Verify that if set S contains more than one element, then composition is not a commutative operation on set M(S) of mappings alph: S-S
We can assume that $\displaystyle |S| < \infty$. Let $\displaystyle S = \{a_1,...,a_n\}$. Let $\displaystyle \alpha $ be the map $\displaystyle a_1\mapsto a_2$ and $\displaystyle a_2\mapsto a_1$ and leaves everything else fixed. Let $\displaystyle \beta$ be the map $\displaystyle a_1\mapsto a_2 , a_2\mapsto a_3, ... , a_n\mapsto a_1$. Show that $\displaystyle \alpha \circ \beta \not = \beta \circ \alpha$. Now if $\displaystyle |S| = \infty$ then it has a finite subseteq $\displaystyle T$ with $\displaystyle |T| \geq 2$. The functions on $\displaystyle T$ can be regarded as being embedded in $\displaystyle S$. Thus, since it is not commutative on $\displaystyle T$ it is not commutative on $\displaystyle S$.

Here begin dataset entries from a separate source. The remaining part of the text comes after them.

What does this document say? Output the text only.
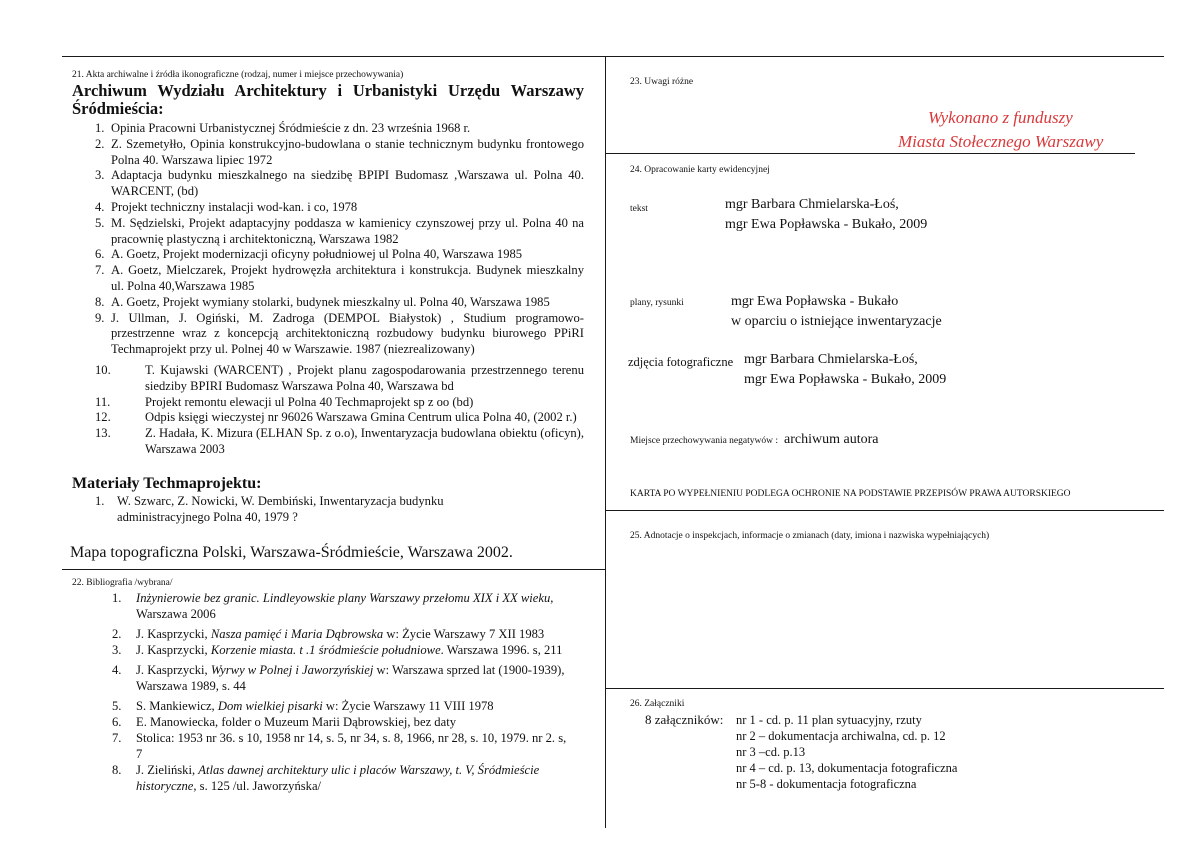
21. Akta archiwalne i źródła ikonograficzne (rodzaj, numer i miejsce przechowywania)
Archiwum Wydziału Architektury i Urbanistyki Urzędu Warszawy
Śródmieścia:
1. Opinia Pracowni Urbanistycznej Śródmieście z dn. 23 września 1968 r.
2. Z. Szemetyłło, Opinia konstrukcyjno-budowlana o stanie technicznym budynku frontowego Polna 40. Warszawa lipiec 1972
3. Adaptacja budynku mieszkalnego na siedzibę BPIPI Budomasz ,Warszawa ul. Polna 40. WARCENT, (bd)
4. Projekt techniczny instalacji wod-kan. i co, 1978
5. M. Sędzielski, Projekt adaptacyjny poddasza w kamienicy czynszowej przy ul. Polna 40 na pracownię plastyczną i architektoniczną, Warszawa 1982
6. A. Goetz, Projekt modernizacji oficyny południowej ul Polna 40, Warszawa 1985
7. A. Goetz, Mielczarek, Projekt hydrowęzła architektura i konstrukcja. Budynek mieszkalny ul. Polna 40,Warszawa 1985
8. A. Goetz, Projekt wymiany stolarki, budynek mieszkalny ul. Polna 40, Warszawa 1985
9. J. Ullman, J. Ogiński, M. Zadroga (DEMPOL Białystok) , Studium programowo-przestrzenne wraz z koncepcją architektoniczną rozbudowy budynku biurowego PPiRI Techmaprojekt przy ul. Polnej 40 w Warszawie. 1987 (niezrealizowany)
10.	T. Kujawski (WARCENT) , Projekt planu zagospodarowania przestrzennego terenu siedziby BPIRI Budomasz Warszawa Polna 40, Warszawa bd
11.	Projekt remontu elewacji ul Polna 40 Techmaprojekt sp z oo (bd)
12.	Odpis księgi wieczystej nr 96026 Warszawa Gmina Centrum ulica Polna 40, (2002 r.)
13.	Z. Hadała, K. Mizura (ELHAN Sp. z o.o), Inwentaryzacja budowlana obiektu (oficyn), Warszawa 2003
Materiały Techmaprojektu:
1. W. Szwarc, Z. Nowicki, W. Dembiński, Inwentaryzacja budynku administracyjnego Polna 40, 1979 ?
Mapa topograficzna Polski, Warszawa-Śródmieście, Warszawa 2002.
22. Bibliografia /wybrana/
1.	Inżynierowie bez granic. Lindleyowskie plany Warszawy przełomu XIX i XX wieku, Warszawa 2006
2.	J. Kasprzycki, Nasza pamięć i Maria Dąbrowska w: Życie Warszawy 7 XII 1983
3.	J. Kasprzycki, Korzenie miasta. t .1 śródmieście południowe. Warszawa 1996. s, 211
4.	J. Kasprzycki, Wyrwy w Polnej i Jaworzyńskiej w: Warszawa sprzed lat (1900-1939), Warszawa 1989, s. 44
5.	S. Mankiewicz, Dom wielkiej pisarki w: Życie Warszawy 11 VIII 1978
6.	E. Manowiecka, folder o Muzeum Marii Dąbrowskiej, bez daty
7.	Stolica: 1953 nr 36. s 10, 1958 nr 14, s. 5, nr 34, s. 8, 1966, nr 28, s. 10, 1979. nr 2. s, 7
8.	J. Zieliński, Atlas dawnej architektury ulic i placów Warszawy, t. V, Śródmieście historyczne, s. 125 /ul. Jaworzyńska/
23. Uwagi różne
Wykonano z funduszy
Miasta Stołecznego Warszawy
24. Opracowanie karty ewidencyjnej
tekst	mgr Barbara Chmielarska-Łoś,
mgr Ewa Popławska - Bukało, 2009
plany, rysunki	mgr Ewa Popławska - Bukało
w oparciu o istniejące inwentaryzacje
zdjęcia fotograficzne mgr Barbara Chmielarska-Łoś,
mgr Ewa Popławska - Bukało, 2009
Miejsce przechowywania negatywów : archiwum autora
KARTA PO WYPEŁNIENIU PODLEGA OCHRONIE NA PODSTAWIE PRZEPISÓW PRAWA AUTORSKIEGO
25. Adnotacje o inspekcjach, informacje o zmianach (daty, imiona i nazwiska wypełniających)
26. Załączniki
8 załączników: nr 1 - cd. p. 11 plan sytuacyjny, rzuty
nr 2 – dokumentacja archiwalna, cd. p. 12
nr 3 –cd. p.13
nr 4 – cd. p. 13, dokumentacja fotograficzna
nr 5-8 - dokumentacja fotograficzna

The simplest way to do that is to look at a set with 2 elements, say {a, b}
Then we can write out M(S). Since S contains 2 elements M(S) contains 2^2= 4 mappings:
f1(a)= a, f1(b)= a
f2(a)= a, f2(b)= b
f3(a)= b, f3(b)= a
f4(a)= b, f4(b)= b
Now simply note that f4(f1(a))= f4(a)= b and f4(f1(b))= f3(b)= b while f1(f4(a)= f1(b)= a and f1(f4(b))= f1(b)= a.
If S contains more than two elements, M(S) will still contain mappings that take whatever corresponds to a and b as above and maps all other members of S to themselves. Those will not commute.